12. Januar 2019

Landtag in Frauenhand - als Fiktion

Unter dem Titel „Herrengedeck und Frauengedöns“ beleuchteten Landesfrauenrat, der Verein Frauen und Geschichte sowie Studierende der Hochschule der Medien diesen Jahrestag historisch, gesellschaftspolitisch und auf kreativ-fiktionale Art. „Vor 100 Jahren überwand die Demokratie ihren Geburtsfehler: Den Ausschluss der Frauen aus der Politik“, sagte Landtagspräsidentin Muhterem Aras (Grüne). „Heute geht es um nicht weniger als die Einlösung des Verfassungsversprechens auf Gleichberechtigung und die Beseitigung bestehender Nachteile“, sagte die gastgebende Landtagspräsidentin Muhterem Aras in ihrer Begrüßung. Sie entwickelte die Idee, erst Mann und Frau zusammen könnten auf demokratische Weise in Parlamenten - egal auf welcher föderalen Ebene - die Gesellschaft repräsentieren. "Seit 100 Jahren besteht die Möglichkeit, die Parlamente paritätisch, also ausgewogen mit Männern und Frauen zu besetzen, seit 100 Jahren haben wir das nicht ein einziges Mal geschafft - das muss sich endlich ändern!"

Mit reichlich Beifall bedacht waren auch die Vorträge von Professorin Doris König, Richterin am Bundesverfassungsgericht, sowie Professorin Sylvia Schraut, Vorsitzende des Vereins Frauen und Geschichte. König lenkte den Blick auf das 1948/49 ausgearbeitete und mit dem Recht auf Gleichberechtigung versehene Grundgesetz. Auf dessen Basis erst hätten nach und nach frauendiskriminierende Vorschriften durch das Bundesverfassungsgericht abgeschafft werden können. „Es lohnt sich, den Weg zu einem Parité-Gesetz weiter zu verfolgen“, appellierte König in Stuttgart an das Durchhaltevermögen von Frauen. Besonders viel Applaus gab es für ihr Zitat der früheren CDU-Bundestagspräsidentin Rita Süssmuth: "Ich finde ganz entscheidend, dass Frauen nicht einknicken und versichern: 'Ja, wir sind geduldig, wir machen keinen Ärger' Ich kann nur sagen: Das Bravheits-Gebot ist völlig untauglich. Es geht nicht ohne harte politische Auseinandersetzungen."

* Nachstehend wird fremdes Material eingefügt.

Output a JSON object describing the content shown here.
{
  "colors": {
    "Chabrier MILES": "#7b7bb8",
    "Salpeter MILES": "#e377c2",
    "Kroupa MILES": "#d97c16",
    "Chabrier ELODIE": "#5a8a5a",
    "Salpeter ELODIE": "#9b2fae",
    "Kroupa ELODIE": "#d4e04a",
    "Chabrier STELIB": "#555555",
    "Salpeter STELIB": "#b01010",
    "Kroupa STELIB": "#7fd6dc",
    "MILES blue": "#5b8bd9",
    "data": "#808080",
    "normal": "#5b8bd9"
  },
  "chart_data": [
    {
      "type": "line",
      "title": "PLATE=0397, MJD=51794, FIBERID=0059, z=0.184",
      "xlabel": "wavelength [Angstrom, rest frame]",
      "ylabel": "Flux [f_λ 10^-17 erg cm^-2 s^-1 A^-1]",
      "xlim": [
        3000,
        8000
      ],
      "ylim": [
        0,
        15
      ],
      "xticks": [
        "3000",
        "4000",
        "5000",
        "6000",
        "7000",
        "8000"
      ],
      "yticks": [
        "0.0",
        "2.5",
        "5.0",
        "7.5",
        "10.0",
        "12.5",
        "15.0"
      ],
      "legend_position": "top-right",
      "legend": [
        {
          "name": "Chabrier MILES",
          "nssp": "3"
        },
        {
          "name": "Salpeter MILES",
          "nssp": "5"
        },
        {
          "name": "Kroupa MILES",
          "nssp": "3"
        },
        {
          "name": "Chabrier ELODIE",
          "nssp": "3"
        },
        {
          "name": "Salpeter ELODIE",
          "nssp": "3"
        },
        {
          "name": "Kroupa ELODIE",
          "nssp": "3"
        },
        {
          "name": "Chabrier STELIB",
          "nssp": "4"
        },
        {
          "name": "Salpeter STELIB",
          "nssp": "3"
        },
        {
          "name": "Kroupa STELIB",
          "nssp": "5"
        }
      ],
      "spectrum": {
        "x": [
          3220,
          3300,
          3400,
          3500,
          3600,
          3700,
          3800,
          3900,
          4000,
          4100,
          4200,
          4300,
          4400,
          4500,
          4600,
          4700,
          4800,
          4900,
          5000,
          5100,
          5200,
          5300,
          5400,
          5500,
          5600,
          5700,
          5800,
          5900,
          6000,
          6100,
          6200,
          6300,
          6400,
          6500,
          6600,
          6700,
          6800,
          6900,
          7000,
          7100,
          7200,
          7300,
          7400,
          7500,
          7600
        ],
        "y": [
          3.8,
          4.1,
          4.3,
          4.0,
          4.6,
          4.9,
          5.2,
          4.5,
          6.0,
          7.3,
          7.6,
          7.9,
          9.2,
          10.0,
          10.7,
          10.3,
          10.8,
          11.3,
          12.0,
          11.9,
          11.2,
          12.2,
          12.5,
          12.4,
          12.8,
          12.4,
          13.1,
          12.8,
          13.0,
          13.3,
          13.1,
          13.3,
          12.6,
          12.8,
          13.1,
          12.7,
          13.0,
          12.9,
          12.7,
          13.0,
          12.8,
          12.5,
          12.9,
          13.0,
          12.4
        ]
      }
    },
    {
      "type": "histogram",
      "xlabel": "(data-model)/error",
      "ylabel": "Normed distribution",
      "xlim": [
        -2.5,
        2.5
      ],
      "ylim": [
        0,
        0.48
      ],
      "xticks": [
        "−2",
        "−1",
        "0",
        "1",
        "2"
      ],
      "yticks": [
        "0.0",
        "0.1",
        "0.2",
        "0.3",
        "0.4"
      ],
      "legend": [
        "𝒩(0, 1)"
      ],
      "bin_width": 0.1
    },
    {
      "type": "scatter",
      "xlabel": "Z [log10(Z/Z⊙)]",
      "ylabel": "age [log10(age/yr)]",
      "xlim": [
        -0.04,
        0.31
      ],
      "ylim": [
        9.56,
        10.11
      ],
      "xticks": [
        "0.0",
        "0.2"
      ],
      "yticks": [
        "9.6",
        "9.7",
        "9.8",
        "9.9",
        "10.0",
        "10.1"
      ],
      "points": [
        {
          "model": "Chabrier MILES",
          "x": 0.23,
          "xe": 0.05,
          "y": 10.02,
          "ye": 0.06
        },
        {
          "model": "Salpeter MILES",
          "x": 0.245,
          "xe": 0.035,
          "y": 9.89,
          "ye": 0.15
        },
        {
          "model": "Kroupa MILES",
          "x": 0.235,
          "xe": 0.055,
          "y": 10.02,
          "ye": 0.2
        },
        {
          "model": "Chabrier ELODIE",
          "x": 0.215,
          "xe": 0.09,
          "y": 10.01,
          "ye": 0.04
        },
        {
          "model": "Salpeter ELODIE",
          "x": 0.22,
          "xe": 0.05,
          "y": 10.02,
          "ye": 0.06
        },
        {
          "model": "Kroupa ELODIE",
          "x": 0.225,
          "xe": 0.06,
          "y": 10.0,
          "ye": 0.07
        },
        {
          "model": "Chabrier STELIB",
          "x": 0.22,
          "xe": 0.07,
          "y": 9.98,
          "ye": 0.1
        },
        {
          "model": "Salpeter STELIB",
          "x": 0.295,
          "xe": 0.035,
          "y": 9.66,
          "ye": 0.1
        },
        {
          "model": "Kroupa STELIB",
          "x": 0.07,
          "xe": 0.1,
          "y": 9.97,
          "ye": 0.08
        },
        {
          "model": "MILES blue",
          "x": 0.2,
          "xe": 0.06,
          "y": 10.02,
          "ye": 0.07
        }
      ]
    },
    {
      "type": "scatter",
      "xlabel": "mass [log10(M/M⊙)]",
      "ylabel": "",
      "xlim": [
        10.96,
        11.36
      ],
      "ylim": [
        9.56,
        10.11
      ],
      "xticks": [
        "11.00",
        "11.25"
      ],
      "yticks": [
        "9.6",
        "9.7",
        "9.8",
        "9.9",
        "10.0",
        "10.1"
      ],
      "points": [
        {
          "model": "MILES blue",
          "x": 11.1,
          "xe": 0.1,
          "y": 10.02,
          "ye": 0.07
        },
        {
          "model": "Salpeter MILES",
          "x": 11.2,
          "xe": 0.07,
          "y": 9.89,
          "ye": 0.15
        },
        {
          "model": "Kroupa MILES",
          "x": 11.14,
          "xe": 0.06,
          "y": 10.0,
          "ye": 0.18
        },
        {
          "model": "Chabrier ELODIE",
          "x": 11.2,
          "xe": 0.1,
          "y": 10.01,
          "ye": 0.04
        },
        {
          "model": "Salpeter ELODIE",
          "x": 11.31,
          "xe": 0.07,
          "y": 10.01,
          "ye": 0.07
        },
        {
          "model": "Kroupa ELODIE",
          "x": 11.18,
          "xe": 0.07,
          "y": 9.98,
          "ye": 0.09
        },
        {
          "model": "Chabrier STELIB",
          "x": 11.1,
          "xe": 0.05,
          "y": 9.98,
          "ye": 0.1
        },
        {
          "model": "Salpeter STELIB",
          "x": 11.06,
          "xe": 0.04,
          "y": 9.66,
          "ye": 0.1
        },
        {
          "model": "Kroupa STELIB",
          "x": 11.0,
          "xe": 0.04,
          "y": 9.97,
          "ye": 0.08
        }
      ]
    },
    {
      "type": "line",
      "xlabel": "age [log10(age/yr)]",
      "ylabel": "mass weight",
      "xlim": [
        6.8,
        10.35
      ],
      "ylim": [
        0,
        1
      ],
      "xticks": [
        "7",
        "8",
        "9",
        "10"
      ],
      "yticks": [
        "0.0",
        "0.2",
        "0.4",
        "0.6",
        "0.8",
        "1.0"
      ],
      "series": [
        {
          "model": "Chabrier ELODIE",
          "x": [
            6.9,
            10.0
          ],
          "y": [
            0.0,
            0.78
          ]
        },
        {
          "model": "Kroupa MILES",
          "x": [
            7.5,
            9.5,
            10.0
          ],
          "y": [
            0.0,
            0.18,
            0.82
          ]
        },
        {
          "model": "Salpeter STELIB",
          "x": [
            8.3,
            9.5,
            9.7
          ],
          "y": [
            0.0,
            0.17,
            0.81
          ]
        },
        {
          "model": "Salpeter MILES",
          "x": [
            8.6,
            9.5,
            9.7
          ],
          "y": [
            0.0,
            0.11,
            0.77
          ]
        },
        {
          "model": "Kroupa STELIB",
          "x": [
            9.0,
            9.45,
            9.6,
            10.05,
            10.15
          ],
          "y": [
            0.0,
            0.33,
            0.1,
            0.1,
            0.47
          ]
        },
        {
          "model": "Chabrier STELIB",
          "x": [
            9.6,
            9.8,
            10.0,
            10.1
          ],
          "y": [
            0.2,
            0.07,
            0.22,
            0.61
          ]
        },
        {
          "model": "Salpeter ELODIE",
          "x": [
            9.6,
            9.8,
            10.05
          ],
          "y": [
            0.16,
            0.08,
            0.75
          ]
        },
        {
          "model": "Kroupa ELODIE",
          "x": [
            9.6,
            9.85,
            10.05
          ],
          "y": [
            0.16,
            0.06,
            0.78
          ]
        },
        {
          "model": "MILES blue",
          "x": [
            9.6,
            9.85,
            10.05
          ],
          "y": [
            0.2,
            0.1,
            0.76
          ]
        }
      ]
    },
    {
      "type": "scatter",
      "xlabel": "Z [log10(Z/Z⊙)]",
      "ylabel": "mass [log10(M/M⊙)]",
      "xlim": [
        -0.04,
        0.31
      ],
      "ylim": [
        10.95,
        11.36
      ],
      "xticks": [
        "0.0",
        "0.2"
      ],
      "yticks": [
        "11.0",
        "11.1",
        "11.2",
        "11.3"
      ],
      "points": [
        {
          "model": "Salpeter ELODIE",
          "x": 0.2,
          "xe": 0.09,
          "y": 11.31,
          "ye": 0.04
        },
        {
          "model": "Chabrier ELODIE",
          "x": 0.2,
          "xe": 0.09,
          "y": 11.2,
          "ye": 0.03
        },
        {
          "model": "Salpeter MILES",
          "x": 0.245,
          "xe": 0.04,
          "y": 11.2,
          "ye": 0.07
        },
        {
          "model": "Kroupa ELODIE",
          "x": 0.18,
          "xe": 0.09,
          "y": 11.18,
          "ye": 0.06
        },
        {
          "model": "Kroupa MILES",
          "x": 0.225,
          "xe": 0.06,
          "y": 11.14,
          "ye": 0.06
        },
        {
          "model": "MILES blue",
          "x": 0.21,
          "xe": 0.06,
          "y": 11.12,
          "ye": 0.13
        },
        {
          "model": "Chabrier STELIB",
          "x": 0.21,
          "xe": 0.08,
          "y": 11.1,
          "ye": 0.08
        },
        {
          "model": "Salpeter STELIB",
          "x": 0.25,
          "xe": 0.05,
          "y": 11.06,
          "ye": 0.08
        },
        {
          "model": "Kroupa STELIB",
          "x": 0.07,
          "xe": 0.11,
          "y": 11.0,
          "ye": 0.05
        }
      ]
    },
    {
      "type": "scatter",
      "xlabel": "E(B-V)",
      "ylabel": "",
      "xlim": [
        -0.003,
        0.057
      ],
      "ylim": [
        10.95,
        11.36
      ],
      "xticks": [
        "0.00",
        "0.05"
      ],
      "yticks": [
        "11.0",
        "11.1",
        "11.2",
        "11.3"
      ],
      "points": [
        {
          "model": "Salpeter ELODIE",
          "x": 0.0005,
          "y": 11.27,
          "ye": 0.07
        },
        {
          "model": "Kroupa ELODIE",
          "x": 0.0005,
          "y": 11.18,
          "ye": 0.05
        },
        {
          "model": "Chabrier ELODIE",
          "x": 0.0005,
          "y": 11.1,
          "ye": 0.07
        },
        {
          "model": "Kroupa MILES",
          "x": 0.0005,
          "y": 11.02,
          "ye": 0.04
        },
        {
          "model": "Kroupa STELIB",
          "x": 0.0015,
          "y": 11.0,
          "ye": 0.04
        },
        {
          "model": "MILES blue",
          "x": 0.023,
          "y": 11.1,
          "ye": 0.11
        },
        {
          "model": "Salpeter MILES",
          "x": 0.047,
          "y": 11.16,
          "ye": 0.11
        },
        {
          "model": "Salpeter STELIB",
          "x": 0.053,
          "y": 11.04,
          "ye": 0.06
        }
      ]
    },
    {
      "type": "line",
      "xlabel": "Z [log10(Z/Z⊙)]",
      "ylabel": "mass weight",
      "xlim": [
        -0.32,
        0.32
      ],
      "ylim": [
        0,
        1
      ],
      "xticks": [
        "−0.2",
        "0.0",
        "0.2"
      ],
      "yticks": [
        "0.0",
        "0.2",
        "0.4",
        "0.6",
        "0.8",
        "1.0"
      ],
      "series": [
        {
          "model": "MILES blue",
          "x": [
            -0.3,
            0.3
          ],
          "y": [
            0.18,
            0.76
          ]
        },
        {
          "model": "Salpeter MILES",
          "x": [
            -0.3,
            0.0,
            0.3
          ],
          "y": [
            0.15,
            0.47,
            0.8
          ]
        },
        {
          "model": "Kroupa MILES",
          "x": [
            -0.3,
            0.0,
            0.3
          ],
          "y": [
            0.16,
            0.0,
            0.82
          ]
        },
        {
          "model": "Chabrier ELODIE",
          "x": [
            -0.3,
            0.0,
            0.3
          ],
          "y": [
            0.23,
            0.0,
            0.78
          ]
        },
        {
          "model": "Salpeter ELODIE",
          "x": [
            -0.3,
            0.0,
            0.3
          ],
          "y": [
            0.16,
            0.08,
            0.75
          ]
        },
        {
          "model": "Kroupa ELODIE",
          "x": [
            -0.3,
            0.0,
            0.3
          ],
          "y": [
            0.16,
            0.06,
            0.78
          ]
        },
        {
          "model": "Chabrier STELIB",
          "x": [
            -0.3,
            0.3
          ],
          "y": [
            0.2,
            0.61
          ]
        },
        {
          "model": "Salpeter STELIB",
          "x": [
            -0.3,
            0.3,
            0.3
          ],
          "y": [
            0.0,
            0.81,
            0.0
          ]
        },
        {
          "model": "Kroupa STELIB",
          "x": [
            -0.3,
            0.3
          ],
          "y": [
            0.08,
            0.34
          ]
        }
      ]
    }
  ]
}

Charlotte Schneidewind-Hartnagel, Erste Vorsitzende des Landesfrauenrates, forderte dieses Parité-Gesetz mit der Gleichung „Hälfte der Bevölkerung, Hälfte der Mandate“. Die Vorsitzende des Vereins Frauen und Geschichte, Professorin Sylvia Schraut, appellierte an junge Frauen: „Schluss mit den Platzhirschen, kämpft für ein neues Landtagswahlrecht!“ Wenn Frauen Politik durchsetzen wollten, die sie für richtig halten, müssten sie mitmachen. „Sonst wird mit uns Politik gemacht.“ An Vorträge und Diskussion schloss sich eine Workshop-Phase an.

Eine multimedial beeindruckende Performance boten Studierende des Studiengangs Medienwirtschaft an der Hochschule der Medien. Im Plenarsaal inszenierten die Studierenden im Rahmen einer CONMEDIA-Produktion („content in media“) wie es sich anfühlt, wenn im Parlament ein Geschlecht weitgehend dominiert. Im Planspiel, das das Rund des Plenums in lila Licht tauchte, saßen zunächst nur Frauen , sie sprachen über Schönheitsmuster, Selbstbewusstsein und Selbstverständnis. "Traut Euch etwas zu", ermunterte Landtagspräsidentin Aras das weibliche Auditorium. Flankiert wurde die „Experimentierdemokratie“ durch Video-Interviews mit allen frauen-politischen Sprecherinnen der Fraktionen im Landtag sowie einer Umfrage unter Kindern zu ihrem Rollenverständnis. Die Resonanz auf das Angebot des Landtags zu 100 Jahre Frauenwahlrecht fiel beeindruckend aus: Mehr als 500 überwiegend weibliche Gäste kamen am Nachmittag und gut 700 Teilnehmerinnen und Teilnehmer am Abend zur CONMEDIA - und es gab so viele Anmeldungen, dass Interessierte abgewiesen werden mussten. Das habe es in 18 Jahren CONMEDIA nie gegeben, so Moderatorin Carolin Leßmann.